Choose Svix Dispatch if you're building a product where webhook delivery is part of the customer experience and product maturity is important, you expect to send many events, or downtime or missed deliveries are not tolerable. Svix is also the better choice if you operate in an environment where security and compliance are important, or you require HIPAA or PCI-DSS. It's also the safer default at any scale where vendor maturity and a track record of running real production workloads matter.
Given Convoy no longer has any active full-time maintainers, we don't recommend it for production use.
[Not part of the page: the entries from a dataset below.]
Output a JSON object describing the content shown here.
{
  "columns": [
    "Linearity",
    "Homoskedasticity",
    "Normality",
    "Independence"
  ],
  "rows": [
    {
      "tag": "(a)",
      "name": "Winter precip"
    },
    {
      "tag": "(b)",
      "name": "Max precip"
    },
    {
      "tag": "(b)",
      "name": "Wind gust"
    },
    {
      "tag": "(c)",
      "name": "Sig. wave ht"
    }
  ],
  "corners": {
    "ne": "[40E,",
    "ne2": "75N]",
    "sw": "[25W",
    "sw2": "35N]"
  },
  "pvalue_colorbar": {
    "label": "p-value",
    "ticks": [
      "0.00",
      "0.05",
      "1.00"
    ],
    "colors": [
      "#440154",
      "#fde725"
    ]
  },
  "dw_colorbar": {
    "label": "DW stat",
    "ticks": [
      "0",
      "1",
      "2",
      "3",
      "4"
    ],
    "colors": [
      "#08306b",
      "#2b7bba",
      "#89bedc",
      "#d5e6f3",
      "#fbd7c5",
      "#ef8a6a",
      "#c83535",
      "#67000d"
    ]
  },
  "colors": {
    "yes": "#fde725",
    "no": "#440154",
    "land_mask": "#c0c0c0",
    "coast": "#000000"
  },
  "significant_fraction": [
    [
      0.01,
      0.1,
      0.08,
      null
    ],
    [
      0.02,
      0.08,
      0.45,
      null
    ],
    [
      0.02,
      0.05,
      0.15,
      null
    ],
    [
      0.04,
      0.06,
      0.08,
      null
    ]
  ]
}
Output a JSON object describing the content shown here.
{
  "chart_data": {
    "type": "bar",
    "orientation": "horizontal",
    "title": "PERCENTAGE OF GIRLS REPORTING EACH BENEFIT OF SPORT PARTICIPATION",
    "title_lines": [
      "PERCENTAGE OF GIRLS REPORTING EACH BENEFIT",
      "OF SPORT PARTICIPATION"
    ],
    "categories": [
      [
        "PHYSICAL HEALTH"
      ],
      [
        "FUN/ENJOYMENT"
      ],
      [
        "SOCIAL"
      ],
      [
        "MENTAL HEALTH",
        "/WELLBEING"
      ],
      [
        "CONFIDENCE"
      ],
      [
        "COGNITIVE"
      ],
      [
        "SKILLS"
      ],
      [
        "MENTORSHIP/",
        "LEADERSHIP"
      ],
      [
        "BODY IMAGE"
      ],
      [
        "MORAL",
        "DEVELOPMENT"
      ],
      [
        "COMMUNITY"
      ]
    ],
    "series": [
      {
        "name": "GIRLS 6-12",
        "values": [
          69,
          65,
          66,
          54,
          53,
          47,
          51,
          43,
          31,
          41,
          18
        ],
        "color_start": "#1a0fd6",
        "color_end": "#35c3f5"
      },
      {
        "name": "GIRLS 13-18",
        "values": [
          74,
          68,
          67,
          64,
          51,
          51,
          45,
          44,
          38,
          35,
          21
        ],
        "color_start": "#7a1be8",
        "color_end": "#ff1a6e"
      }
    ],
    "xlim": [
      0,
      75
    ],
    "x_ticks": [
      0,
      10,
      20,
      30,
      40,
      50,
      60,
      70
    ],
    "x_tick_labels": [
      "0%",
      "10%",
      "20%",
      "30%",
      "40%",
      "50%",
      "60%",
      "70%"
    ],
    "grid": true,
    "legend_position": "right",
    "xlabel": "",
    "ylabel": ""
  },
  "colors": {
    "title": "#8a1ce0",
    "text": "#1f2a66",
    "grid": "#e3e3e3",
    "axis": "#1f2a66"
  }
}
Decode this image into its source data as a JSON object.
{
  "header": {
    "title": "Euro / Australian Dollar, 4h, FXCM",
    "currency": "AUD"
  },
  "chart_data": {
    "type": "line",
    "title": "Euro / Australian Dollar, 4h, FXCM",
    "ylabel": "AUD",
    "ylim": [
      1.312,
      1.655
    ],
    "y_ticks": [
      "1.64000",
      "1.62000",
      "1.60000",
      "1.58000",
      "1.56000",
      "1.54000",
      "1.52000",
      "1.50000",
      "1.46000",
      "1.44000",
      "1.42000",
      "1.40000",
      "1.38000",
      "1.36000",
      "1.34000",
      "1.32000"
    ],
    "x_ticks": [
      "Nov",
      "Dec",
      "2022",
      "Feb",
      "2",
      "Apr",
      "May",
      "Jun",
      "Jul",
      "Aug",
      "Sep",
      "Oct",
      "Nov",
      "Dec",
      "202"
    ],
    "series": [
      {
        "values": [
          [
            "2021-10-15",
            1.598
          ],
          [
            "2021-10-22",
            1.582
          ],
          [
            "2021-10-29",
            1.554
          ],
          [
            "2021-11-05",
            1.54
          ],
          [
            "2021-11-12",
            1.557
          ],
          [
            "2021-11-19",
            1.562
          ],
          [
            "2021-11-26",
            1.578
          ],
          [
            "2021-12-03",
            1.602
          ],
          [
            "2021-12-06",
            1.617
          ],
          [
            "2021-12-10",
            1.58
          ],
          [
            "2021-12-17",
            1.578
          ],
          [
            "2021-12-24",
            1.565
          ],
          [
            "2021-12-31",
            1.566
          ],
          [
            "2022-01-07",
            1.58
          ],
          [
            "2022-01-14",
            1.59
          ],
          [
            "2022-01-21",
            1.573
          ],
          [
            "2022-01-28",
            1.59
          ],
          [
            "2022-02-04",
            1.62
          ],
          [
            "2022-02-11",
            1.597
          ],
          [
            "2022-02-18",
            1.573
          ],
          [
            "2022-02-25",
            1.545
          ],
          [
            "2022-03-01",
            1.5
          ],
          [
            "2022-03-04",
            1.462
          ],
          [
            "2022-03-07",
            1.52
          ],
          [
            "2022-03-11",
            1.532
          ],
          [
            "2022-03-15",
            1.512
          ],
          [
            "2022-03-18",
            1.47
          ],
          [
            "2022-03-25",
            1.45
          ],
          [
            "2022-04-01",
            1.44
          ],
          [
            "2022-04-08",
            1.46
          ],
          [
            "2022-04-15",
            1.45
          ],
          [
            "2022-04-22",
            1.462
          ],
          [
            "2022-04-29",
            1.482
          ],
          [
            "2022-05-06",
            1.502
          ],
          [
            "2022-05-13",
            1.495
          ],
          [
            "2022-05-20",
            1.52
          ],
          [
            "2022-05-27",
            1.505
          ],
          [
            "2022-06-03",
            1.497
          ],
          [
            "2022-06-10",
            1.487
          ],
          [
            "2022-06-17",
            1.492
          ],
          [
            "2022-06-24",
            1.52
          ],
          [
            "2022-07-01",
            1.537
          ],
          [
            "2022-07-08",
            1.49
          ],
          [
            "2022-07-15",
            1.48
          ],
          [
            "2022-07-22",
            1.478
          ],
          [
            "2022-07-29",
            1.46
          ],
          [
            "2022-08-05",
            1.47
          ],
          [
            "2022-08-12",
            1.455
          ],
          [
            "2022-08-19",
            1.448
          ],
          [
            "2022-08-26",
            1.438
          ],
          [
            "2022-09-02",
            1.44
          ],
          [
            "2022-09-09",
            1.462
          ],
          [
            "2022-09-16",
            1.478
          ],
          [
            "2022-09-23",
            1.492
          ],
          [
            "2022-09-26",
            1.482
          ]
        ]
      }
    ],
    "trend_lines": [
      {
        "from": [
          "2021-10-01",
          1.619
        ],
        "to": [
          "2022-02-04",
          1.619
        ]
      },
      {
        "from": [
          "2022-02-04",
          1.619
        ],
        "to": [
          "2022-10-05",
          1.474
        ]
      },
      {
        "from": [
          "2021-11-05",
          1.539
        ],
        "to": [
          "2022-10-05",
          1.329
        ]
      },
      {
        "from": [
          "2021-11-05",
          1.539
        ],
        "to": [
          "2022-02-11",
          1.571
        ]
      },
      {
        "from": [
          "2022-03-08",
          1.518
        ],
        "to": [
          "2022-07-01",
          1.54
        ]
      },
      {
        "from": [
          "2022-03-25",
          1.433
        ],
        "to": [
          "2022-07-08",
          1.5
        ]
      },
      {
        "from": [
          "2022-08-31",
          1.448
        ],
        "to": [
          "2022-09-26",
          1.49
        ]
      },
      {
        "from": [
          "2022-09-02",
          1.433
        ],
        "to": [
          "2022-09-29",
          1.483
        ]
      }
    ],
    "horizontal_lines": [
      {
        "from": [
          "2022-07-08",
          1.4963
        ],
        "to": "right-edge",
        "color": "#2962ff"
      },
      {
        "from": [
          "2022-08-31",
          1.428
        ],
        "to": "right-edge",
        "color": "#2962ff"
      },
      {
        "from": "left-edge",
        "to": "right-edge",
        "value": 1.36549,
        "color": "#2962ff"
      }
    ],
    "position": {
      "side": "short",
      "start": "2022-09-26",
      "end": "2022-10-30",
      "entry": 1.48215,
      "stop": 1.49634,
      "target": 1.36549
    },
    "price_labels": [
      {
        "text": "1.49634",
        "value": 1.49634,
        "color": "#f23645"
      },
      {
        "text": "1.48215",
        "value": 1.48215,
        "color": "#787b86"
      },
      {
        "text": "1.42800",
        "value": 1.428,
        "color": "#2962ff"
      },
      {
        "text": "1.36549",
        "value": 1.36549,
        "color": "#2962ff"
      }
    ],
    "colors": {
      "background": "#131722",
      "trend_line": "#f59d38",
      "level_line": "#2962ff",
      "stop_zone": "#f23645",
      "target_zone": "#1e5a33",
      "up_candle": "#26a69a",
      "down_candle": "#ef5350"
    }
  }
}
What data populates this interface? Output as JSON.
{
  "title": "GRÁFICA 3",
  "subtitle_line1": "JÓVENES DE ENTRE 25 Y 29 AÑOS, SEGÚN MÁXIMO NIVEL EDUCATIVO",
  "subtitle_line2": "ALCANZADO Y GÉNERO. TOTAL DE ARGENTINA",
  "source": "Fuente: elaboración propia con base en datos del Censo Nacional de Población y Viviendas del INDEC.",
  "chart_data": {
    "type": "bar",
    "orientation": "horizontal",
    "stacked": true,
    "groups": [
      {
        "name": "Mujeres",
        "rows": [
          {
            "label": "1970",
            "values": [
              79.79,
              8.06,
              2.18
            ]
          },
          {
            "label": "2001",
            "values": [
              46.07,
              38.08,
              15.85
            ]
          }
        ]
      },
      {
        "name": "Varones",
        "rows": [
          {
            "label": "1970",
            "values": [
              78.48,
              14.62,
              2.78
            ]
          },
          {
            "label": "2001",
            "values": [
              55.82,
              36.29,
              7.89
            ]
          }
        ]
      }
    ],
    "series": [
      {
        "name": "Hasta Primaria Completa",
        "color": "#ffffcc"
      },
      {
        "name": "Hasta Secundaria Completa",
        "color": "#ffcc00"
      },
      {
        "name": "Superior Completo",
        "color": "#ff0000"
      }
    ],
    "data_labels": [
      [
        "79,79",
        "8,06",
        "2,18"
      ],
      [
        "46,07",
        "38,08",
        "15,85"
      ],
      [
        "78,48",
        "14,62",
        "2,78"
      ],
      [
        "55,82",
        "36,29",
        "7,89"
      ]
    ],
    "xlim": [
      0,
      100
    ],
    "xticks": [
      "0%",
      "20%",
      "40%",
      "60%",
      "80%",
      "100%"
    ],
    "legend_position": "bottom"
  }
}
If you're a solo developer or hobbyist comfortable self-hosting under the Elastic License v2.0 and the missing features (FIFO, throttling, polling endpoints, broader destinations, Standard Webhooks compatibility) don't matter, the open-source server can still be a reasonable starting point, but plan to either fork it or migrate off as your needs grow. Or alternatively, just use the open source Svix offering instead.
Given that Convoy no longer has any active full-time maintainers, it's not recommended for any production use. If you care about reliability, uptime, and product maturity, or operate in environments where security and compliance are a must, Svix Dispatch is probably the better fit for you.